Instead in the video is shown to have decimals and I do not understand the meaning of decimals: either a token occupy a given position or it does not.

Perhaps your assumption is incorrect.

I can understand that and my question is asking an explanation but yours is completely useless: why even did you bother to write it? It was just to feel better? it does not add any value to this forum

I was attempting to encourage you to explain why you believe the vector values should be 0’s or 1’s. That seemed to me to be the key to the question.

I tried to explain

:blue_book: Positional Encoding in Transformers

The positional encoding is defined as:

For even dimensions:

PE_{(pos, 2i)} = \sin\left(\frac{pos}{10000^{\frac{2i}{d_{\text{model}}}}} \right)

For odd dimensions:

PE_{(pos, 2i+1)} = \cos\left(\frac{pos}{10000^{\frac{2i}{d_{\text{model}}}}} \right)

:magnifying_glass_tilted_left: Explanation of Terms

  • d_model: Total number of dimensions in the model (e.g., 512).
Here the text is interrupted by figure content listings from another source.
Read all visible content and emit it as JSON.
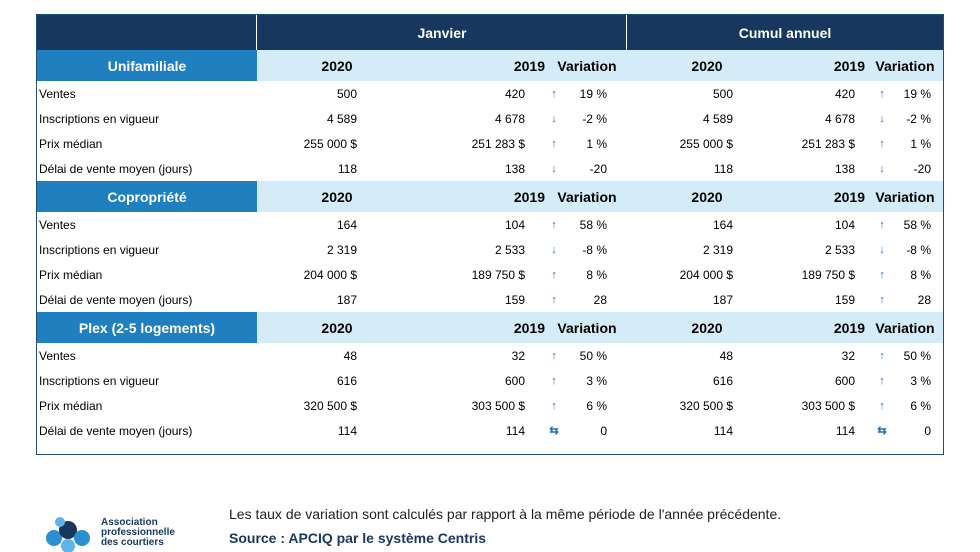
{
  "header": {
    "janvier": "Janvier",
    "cumul": "Cumul annuel"
  },
  "columns": {
    "y2020": "2020",
    "y2019": "2019",
    "variation": "Variation"
  },
  "sections": [
    {
      "title": "Unifamiliale",
      "rows": [
        {
          "label": "Ventes",
          "j2020": "500",
          "j2019": "420",
          "jdir": "up",
          "jvar": "19 %",
          "c2020": "500",
          "c2019": "420",
          "cdir": "up",
          "cvar": "19 %"
        },
        {
          "label": "Inscriptions en vigueur",
          "j2020": "4 589",
          "j2019": "4 678",
          "jdir": "down",
          "jvar": "-2 %",
          "c2020": "4 589",
          "c2019": "4 678",
          "cdir": "down",
          "cvar": "-2 %"
        },
        {
          "label": "Prix médian",
          "j2020": "255 000 $",
          "j2019": "251 283 $",
          "jdir": "up",
          "jvar": "1 %",
          "c2020": "255 000 $",
          "c2019": "251 283 $",
          "cdir": "up",
          "cvar": "1 %"
        },
        {
          "label": "Délai de vente moyen (jours)",
          "j2020": "118",
          "j2019": "138",
          "jdir": "down",
          "jvar": "-20",
          "c2020": "118",
          "c2019": "138",
          "cdir": "down",
          "cvar": "-20"
        }
      ]
    },
    {
      "title": "Copropriété",
      "rows": [
        {
          "label": "Ventes",
          "j2020": "164",
          "j2019": "104",
          "jdir": "up",
          "jvar": "58 %",
          "c2020": "164",
          "c2019": "104",
          "cdir": "up",
          "cvar": "58 %"
        },
        {
          "label": "Inscriptions en vigueur",
          "j2020": "2 319",
          "j2019": "2 533",
          "jdir": "down",
          "jvar": "-8 %",
          "c2020": "2 319",
          "c2019": "2 533",
          "cdir": "down",
          "cvar": "-8 %"
        },
        {
          "label": "Prix médian",
          "j2020": "204 000 $",
          "j2019": "189 750 $",
          "jdir": "up",
          "jvar": "8 %",
          "c2020": "204 000 $",
          "c2019": "189 750 $",
          "cdir": "up",
          "cvar": "8 %"
        },
        {
          "label": "Délai de vente moyen (jours)",
          "j2020": "187",
          "j2019": "159",
          "jdir": "up",
          "jvar": "28",
          "c2020": "187",
          "c2019": "159",
          "cdir": "up",
          "cvar": "28"
        }
      ]
    },
    {
      "title": "Plex (2-5 logements)",
      "rows": [
        {
          "label": "Ventes",
          "j2020": "48",
          "j2019": "32",
          "jdir": "up",
          "jvar": "50 %",
          "c2020": "48",
          "c2019": "32",
          "cdir": "up",
          "cvar": "50 %"
        },
        {
          "label": "Inscriptions en vigueur",
          "j2020": "616",
          "j2019": "600",
          "jdir": "up",
          "jvar": "3 %",
          "c2020": "616",
          "c2019": "600",
          "cdir": "up",
          "cvar": "3 %"
        },
        {
          "label": "Prix médian",
          "j2020": "320 500 $",
          "j2019": "303 500 $",
          "jdir": "up",
          "jvar": "6 %",
          "c2020": "320 500 $",
          "c2019": "303 500 $",
          "cdir": "up",
          "cvar": "6 %"
        },
        {
          "label": "Délai de vente moyen (jours)",
          "j2020": "114",
          "j2019": "114",
          "jdir": "same",
          "jvar": "0",
          "c2020": "114",
          "c2019": "114",
          "cdir": "same",
          "cvar": "0"
        }
      ]
    }
  ],
  "footer": {
    "note": "Les taux de variation sont calculés par rapport à la même période de l'année précédente.",
    "source": "Source : APCIQ par le système Centris"
  },
  "logo": {
    "line1": "Association",
    "line2": "professionnelle",
    "line3": "des courtiers"
  },
  "colors": {
    "header": "#17375e",
    "section": "#1f7fbf",
    "subheader": "#d4ecf8",
    "arrow": "#1f70b8"
  }
}
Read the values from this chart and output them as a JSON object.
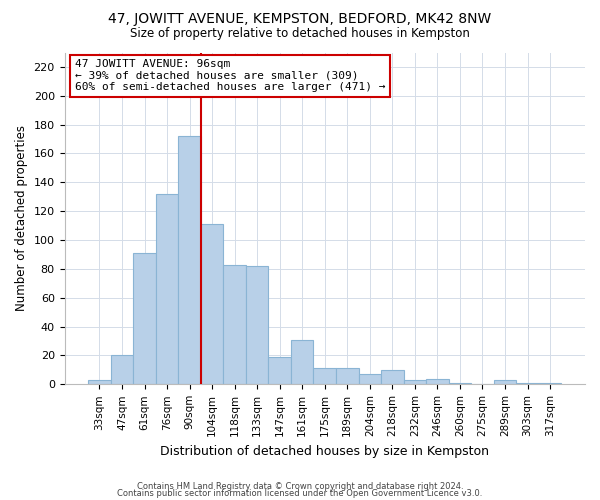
{
  "title": "47, JOWITT AVENUE, KEMPSTON, BEDFORD, MK42 8NW",
  "subtitle": "Size of property relative to detached houses in Kempston",
  "xlabel": "Distribution of detached houses by size in Kempston",
  "ylabel": "Number of detached properties",
  "bar_labels": [
    "33sqm",
    "47sqm",
    "61sqm",
    "76sqm",
    "90sqm",
    "104sqm",
    "118sqm",
    "133sqm",
    "147sqm",
    "161sqm",
    "175sqm",
    "189sqm",
    "204sqm",
    "218sqm",
    "232sqm",
    "246sqm",
    "260sqm",
    "275sqm",
    "289sqm",
    "303sqm",
    "317sqm"
  ],
  "bar_values": [
    3,
    20,
    91,
    132,
    172,
    111,
    83,
    82,
    19,
    31,
    11,
    11,
    7,
    10,
    3,
    4,
    1,
    0,
    3,
    1,
    1
  ],
  "bar_color": "#b8d0e8",
  "bar_edge_color": "#8ab4d4",
  "ylim": [
    0,
    230
  ],
  "yticks": [
    0,
    20,
    40,
    60,
    80,
    100,
    120,
    140,
    160,
    180,
    200,
    220
  ],
  "vline_x": 4.5,
  "vline_color": "#cc0000",
  "annotation_title": "47 JOWITT AVENUE: 96sqm",
  "annotation_line1": "← 39% of detached houses are smaller (309)",
  "annotation_line2": "60% of semi-detached houses are larger (471) →",
  "annotation_box_color": "#ffffff",
  "annotation_box_edge": "#cc0000",
  "footer1": "Contains HM Land Registry data © Crown copyright and database right 2024.",
  "footer2": "Contains public sector information licensed under the Open Government Licence v3.0.",
  "bg_color": "#ffffff",
  "grid_color": "#d4dce8"
}
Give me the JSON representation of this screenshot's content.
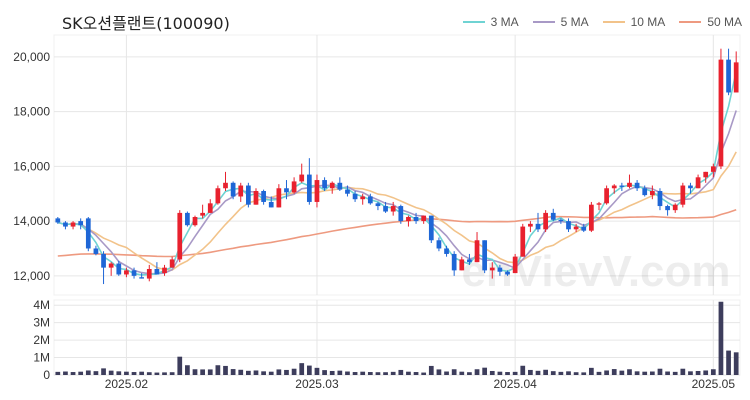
{
  "title": "SK오션플랜트(100090)",
  "watermark": "enVievV.com",
  "colors": {
    "up": "#e8212e",
    "down": "#1e66d6",
    "ma3": "#6fd3d3",
    "ma5": "#a899c6",
    "ma10": "#f2c38a",
    "ma50": "#ee9a80",
    "volume": "#3d3d5c",
    "grid": "#e6e6e6"
  },
  "legend": [
    {
      "label": "3 MA",
      "color": "#6fd3d3"
    },
    {
      "label": "5 MA",
      "color": "#a899c6"
    },
    {
      "label": "10 MA",
      "color": "#f2c38a"
    },
    {
      "label": "50 MA",
      "color": "#ee9a80"
    }
  ],
  "chart_data": {
    "type": "candlestick",
    "title": "SK오션플랜트(100090)",
    "price_axis": {
      "ylim": [
        11300,
        20800
      ],
      "ticks": [
        12000,
        14000,
        16000,
        18000,
        20000
      ],
      "tick_labels": [
        "12,000",
        "14,000",
        "16,000",
        "18,000",
        "20,000"
      ]
    },
    "volume_axis": {
      "ylim": [
        0,
        4300000
      ],
      "ticks": [
        0,
        1000000,
        2000000,
        3000000,
        4000000
      ],
      "tick_labels": [
        "0",
        "1M",
        "2M",
        "3M",
        "4M"
      ]
    },
    "x_tick_labels": [
      {
        "label": "2025.02",
        "index": 9
      },
      {
        "label": "2025.03",
        "index": 34
      },
      {
        "label": "2025.04",
        "index": 60
      },
      {
        "label": "2025.05",
        "index": 86
      }
    ],
    "grid": true,
    "legend_position": "top-right",
    "candles": [
      [
        14100,
        14150,
        13900,
        13950
      ],
      [
        13950,
        14000,
        13700,
        13800
      ],
      [
        13800,
        14000,
        13700,
        13950
      ],
      [
        14000,
        14100,
        13700,
        13850
      ],
      [
        14100,
        14150,
        12900,
        13000
      ],
      [
        13000,
        13100,
        12750,
        12800
      ],
      [
        12800,
        12900,
        11700,
        12300
      ],
      [
        12300,
        12500,
        12000,
        12450
      ],
      [
        12450,
        12550,
        12000,
        12050
      ],
      [
        12050,
        12300,
        11950,
        12200
      ],
      [
        12200,
        12300,
        11900,
        12000
      ],
      [
        11950,
        12100,
        11900,
        11900
      ],
      [
        11900,
        12400,
        11800,
        12250
      ],
      [
        12250,
        12500,
        12100,
        12050
      ],
      [
        12100,
        12400,
        12000,
        12300
      ],
      [
        12300,
        12700,
        12300,
        12600
      ],
      [
        12600,
        14400,
        12500,
        14300
      ],
      [
        14300,
        14350,
        13800,
        13850
      ],
      [
        13850,
        14200,
        13800,
        14150
      ],
      [
        14200,
        14600,
        14100,
        14300
      ],
      [
        14300,
        14800,
        14300,
        14650
      ],
      [
        14650,
        15300,
        14600,
        15200
      ],
      [
        15200,
        15800,
        15100,
        15400
      ],
      [
        15400,
        15450,
        14800,
        14900
      ],
      [
        14900,
        15400,
        14700,
        15300
      ],
      [
        15300,
        15400,
        14500,
        14600
      ],
      [
        14600,
        15200,
        14600,
        15100
      ],
      [
        15100,
        15150,
        14600,
        14700
      ],
      [
        14700,
        14900,
        14500,
        14500
      ],
      [
        14500,
        15350,
        14500,
        15200
      ],
      [
        15200,
        15500,
        14800,
        15050
      ],
      [
        15050,
        15600,
        15000,
        15450
      ],
      [
        15450,
        16100,
        15400,
        15700
      ],
      [
        15700,
        16300,
        14600,
        14700
      ],
      [
        14700,
        15700,
        14500,
        15500
      ],
      [
        15500,
        15600,
        15100,
        15200
      ],
      [
        15200,
        15450,
        15000,
        15400
      ],
      [
        15400,
        15600,
        15100,
        15150
      ],
      [
        15150,
        15300,
        14900,
        15000
      ],
      [
        15000,
        15100,
        14700,
        14800
      ],
      [
        14800,
        15000,
        14600,
        14900
      ],
      [
        14900,
        15000,
        14600,
        14650
      ],
      [
        14650,
        14700,
        14400,
        14550
      ],
      [
        14550,
        14700,
        14300,
        14350
      ],
      [
        14350,
        14700,
        14200,
        14550
      ],
      [
        14550,
        14600,
        13900,
        14000
      ],
      [
        14000,
        14200,
        13800,
        14150
      ],
      [
        14150,
        14300,
        13900,
        14000
      ],
      [
        14000,
        14200,
        13900,
        14200
      ],
      [
        14200,
        14200,
        13200,
        13300
      ],
      [
        13300,
        13400,
        12900,
        13000
      ],
      [
        13000,
        13100,
        12700,
        12800
      ],
      [
        12800,
        12900,
        12000,
        12200
      ],
      [
        12200,
        12700,
        12200,
        12600
      ],
      [
        12600,
        12800,
        12400,
        12500
      ],
      [
        12500,
        13600,
        12500,
        13300
      ],
      [
        13300,
        13300,
        12100,
        12200
      ],
      [
        12200,
        12500,
        11900,
        12300
      ],
      [
        12300,
        12400,
        12000,
        12150
      ],
      [
        12150,
        12200,
        12000,
        12050
      ],
      [
        12100,
        12800,
        12100,
        12700
      ],
      [
        12700,
        13900,
        12700,
        13800
      ],
      [
        13800,
        14000,
        13600,
        13900
      ],
      [
        13900,
        14300,
        13600,
        13700
      ],
      [
        13700,
        14400,
        13600,
        14300
      ],
      [
        14300,
        14450,
        14000,
        14050
      ],
      [
        14050,
        14100,
        13900,
        14000
      ],
      [
        14000,
        14100,
        13600,
        13700
      ],
      [
        13700,
        13900,
        13600,
        13800
      ],
      [
        13800,
        13900,
        13600,
        13650
      ],
      [
        13650,
        14700,
        13600,
        14600
      ],
      [
        14600,
        14700,
        14400,
        14650
      ],
      [
        14650,
        15300,
        14600,
        15200
      ],
      [
        15200,
        15350,
        15000,
        15300
      ],
      [
        15300,
        15400,
        15100,
        15250
      ],
      [
        15250,
        15700,
        15200,
        15400
      ],
      [
        15400,
        15500,
        15100,
        15200
      ],
      [
        15200,
        15300,
        14900,
        14950
      ],
      [
        14950,
        15300,
        14800,
        15100
      ],
      [
        15100,
        15200,
        14400,
        14550
      ],
      [
        14550,
        14600,
        14200,
        14400
      ],
      [
        14400,
        14650,
        14300,
        14600
      ],
      [
        14600,
        15400,
        14500,
        15300
      ],
      [
        15300,
        15400,
        15000,
        15200
      ],
      [
        15200,
        15700,
        15200,
        15600
      ],
      [
        15600,
        15800,
        15400,
        15800
      ],
      [
        15800,
        16100,
        15600,
        16000
      ],
      [
        16000,
        20300,
        15900,
        19900
      ],
      [
        19900,
        20300,
        18600,
        18700
      ],
      [
        18700,
        20200,
        18700,
        19800
      ]
    ],
    "volumes": [
      180000,
      200000,
      170000,
      190000,
      260000,
      220000,
      380000,
      250000,
      210000,
      190000,
      170000,
      190000,
      160000,
      140000,
      150000,
      160000,
      1050000,
      560000,
      330000,
      320000,
      320000,
      560000,
      520000,
      340000,
      300000,
      240000,
      260000,
      210000,
      190000,
      320000,
      290000,
      360000,
      680000,
      540000,
      410000,
      280000,
      230000,
      250000,
      200000,
      170000,
      190000,
      170000,
      160000,
      160000,
      180000,
      290000,
      190000,
      170000,
      140000,
      520000,
      320000,
      200000,
      330000,
      190000,
      160000,
      330000,
      420000,
      230000,
      190000,
      170000,
      180000,
      530000,
      290000,
      240000,
      300000,
      220000,
      180000,
      210000,
      160000,
      150000,
      410000,
      180000,
      260000,
      340000,
      250000,
      330000,
      210000,
      190000,
      200000,
      360000,
      200000,
      180000,
      360000,
      210000,
      230000,
      260000,
      330000,
      4200000,
      1400000,
      1300000
    ]
  }
}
  • i: Dimension index (e.g., the 5th dimension of the 512-dimensional vector).

  • pos: Position of the token in the input sequence

(e.g., in "My name is Muzammil", the word "name" has position 1 if indexing starts from 0).

These encodings are added to the input embeddings to give the model a sense of token order without using recurrence.

this is used for all alternating indices of a certain position word or token per say.

:blue_book: Positional Encoding for Position = 2, Dimension Index = 2

Using the standard Transformer formulas:

For even dimensions:

PE_{(pos, 2i)} = \sin\left(\frac{pos}{10000^{\frac{2i}{d_{\text{model}}}}} \right)

For odd dimensions:

PE_{(pos, 2i+1)} = \cos\left(\frac{pos}{10000^{\frac{2i}{d_{\text{model}}}}} \right)

:white_check_mark: Computed Values

  • Given:

    • ( pos = 2 )
    • ( i = 2 )
    • (d_model = 512 )
  • Angle Rate:

    \frac{2}{10000^{\frac{4}{512}}} = 1.9293232398223983
  • PE(pos=2, 2i=4):

    \sin(1.9293) = 0.9364
  • PE(pos=2, 2i+1=5):

    \cos(1.9293) = -0.3509